L'histoire :
Le 8 mars 1953, la mort du camarade Staline est officiellement annoncée au peuple soviétique. Officiellement, on incite le plus grande nombre à venir saluer en masse la dépouille de ce grand leader, lors de funérailles nationales fastueuses. Mais dans les arcanes du pouvoir, les ambitions personnelles se télescopent violemment. Notamment, Lavrenti Beria, pour lequel Staline entretenait dernièrement une haine à peine larvée, manipule son monde par les biais les plus abjects. Il relâche notamment l’épouse de Molotov, qui passait pour morte après avoir été séquestrée de longs mois, afin de mieux le contrôler. La répartition des portefeuilles ministériels et des responsabilités est établie à couteaux tirés, lors d’une réunion ultra-restreinte du Politburo. Chacun se méfie des complots, des alliances et des trahisons des autres. Beria est nommé premier Vice-président et ministre de l’intérieur ; Malenkov est désigné Président du conseil des ministres. Les avis se divisent toutefois quant au poste de Secrétaire Général que veut tenir Nikita Khrouchtchev. Un vote à main levé tranchera en sa défaveur… il héritera momentanément de l’organisation des funérailles ! Le maréchal Joukov, chef des armées, demande quant à lui carrément la tête du fils de Staline, un officier dépravé…

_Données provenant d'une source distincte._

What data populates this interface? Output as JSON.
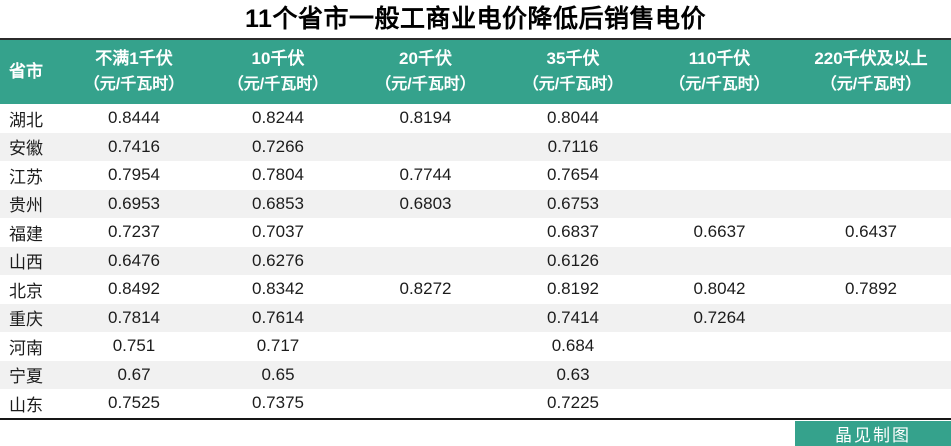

Ce qu'on en pense sur la planète BD :
Suite et fin d’un diptyque historique à peine romancé, pointant du doigt l’ambiance politique kafkaïenne et despotique terrifiante qui régna lors de la succession de Staline (1953). Au scénario, Fabien Nury brosse notamment un portrait corrosif et sans concession du sulfureux Lavrenti Beria (le créateur du KGB), personnalité trouble et puissante du régime soviétique de l’époque – et dont les mœurs sexuelles dépravées n’ont jamais été démenties, même si le présent ouvrage n’insiste que peu sur ce point. Amateur de complots et de manipulations, il y gagnera une fin de vie tragique et shakespearienne. Amené ainsi, le sujet d’un système totalitaire au sommet de la paranoïa peut paraître pointu et austère… C’est sans compter sur la subtilité et le talent séquentiel des deux auteurs pour mettre en scène et donner du souffle à ces contingences politiques quasi authentiques. Le dessin semi-réaliste de Thierry Robin joue d’encrages appuyés et de traits anguleux pour mettre en place un clair-obscur de bon ton. L’artiste caricature ainsi finement tous ces guignols sanguinaires, sans se départir d’un décorum soviétique, de cadrages soignés et d’un découpage abouti. De fait, ici tout est sinistre et déliquescent et pourtant, la tonalité cynique émerge. Au final, il est surtout pathétique de constater que la soif de pouvoir peut amener l’Homme à de bien ridicules et cruelles cabales…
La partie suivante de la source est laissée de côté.